OS GEOSSISTEMAS COMO UM MÉTODO À ABORDAGEM DA PAISAGEM
E DA NATUREZA
Cada geossistema é resultante de uma interação de elementos que lhe
determinam uma determinada feição e função. Sendo então, também uma manifestação
das formas complexas resultantes do movimento da matéria que existe disponível na
natureza e até na sociedade. Rodriguez et al (2007) menciona que a gênese de um
geossistema é portadora de processos como geogênese, a pedogênese e a biogênese.

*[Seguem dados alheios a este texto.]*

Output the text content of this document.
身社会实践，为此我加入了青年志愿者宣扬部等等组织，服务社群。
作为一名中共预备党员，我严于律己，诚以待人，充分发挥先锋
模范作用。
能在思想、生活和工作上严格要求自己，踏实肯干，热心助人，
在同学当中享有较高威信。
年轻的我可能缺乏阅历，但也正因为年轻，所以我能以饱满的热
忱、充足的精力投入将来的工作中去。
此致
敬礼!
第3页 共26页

Cada um destes processos se dá pelo intercâmbio ativo de energia e substâncias em uma
paisagem.
A gênese paisagística é um processo que ocorre nos limites da fronteira
superior da paisagem na atmosfera até o limite inferior da camada de
alteração do intemperismo. Nestes limites muda a estrutura da paisagem, o regime de seu funcionamento e ocorrem os processos evolutivos
(RODRIGUEZ et al , 2007, p. 125).
A ação conjunta dos fatores, componentes e de processos no tempo é um
determinante na formação e no funcionamento de um geossistema. Por exemplo: na
formação de uma feição morfoescultural de uma paisagem os processos como
escoamento, denudação, acumulação, erosão, deslizamento e o movimento de massa
dentre outros, consiste em ativos e interatuantes em intensidades. São momentos
diferenciados dentro de um mesmo espaço e tempo.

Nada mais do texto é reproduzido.